(Reuters) – Landmark agreement from 136 countries to impose a global minimum flat corporate tax of 15% carries no major credit risk for U.S. non-financial corporations, rating agency Fitch said on Tuesday .
The multilateral agreement reached last Friday, fueled by the desire of world leaders to limit tax evasion by multinational companies, is expected to come into force in 2023.
Changes in tax laws resulting from the deal may not necessarily result in higher cash tax payments, due to exemptions, tax credits and the ability of issuers to defer tax expenditures, Fitch said. in a note.
In addition to passing the 15% corporate minimum tax, the agreement will partially reallocate the taxing rights of large, highly profitable companies to countries where they sell products and services.
In turn, the deal forces countries to remove unilateral digital services taxes (DSTs) that were largely targeted at US tech giants. It also bans new digital royalties until the agreement goes into effect or by the end of 2023.

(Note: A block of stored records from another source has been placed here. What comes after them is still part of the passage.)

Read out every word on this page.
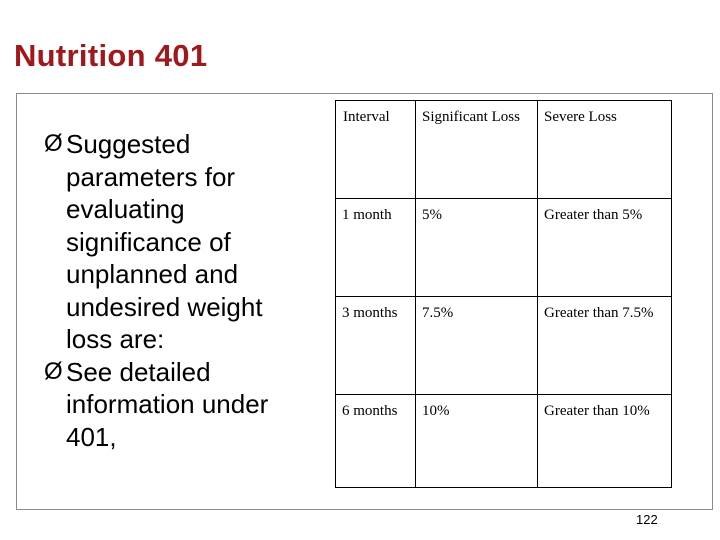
Nutrition 401
Ø Suggested parameters for evaluating significance of unplanned and undesired weight loss are:
Ø See detailed information under 401,
Interval	Significant Loss	Severe Loss
1 month	5%	Greater than 5%
3 months	7.5%	Greater than 7.5%
6 months	10%	Greater than 10%
122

Negotiations to remove existing taxes on digital services after the deal are expected to ultimately end the threat of tariff wars between the United States and several countries over the levies, U.S. Treasury officials said on Tuesday.
The growing prospects of a global minimum corporate tax rate becoming a reality could cause multinational companies to reconsider their legal structures and capital investments, Fitch said, adding that there was no guarantee that it would be accepted by lawmakers in the United States, where there is weak bipartisan support for any form of tax increase.
Multinational companies with large foreign revenues might prefer a global minimum tax instead of a disparate fiscal patchwork across countries because a universal set of rules provides greater clarity for business planning, Fitch said.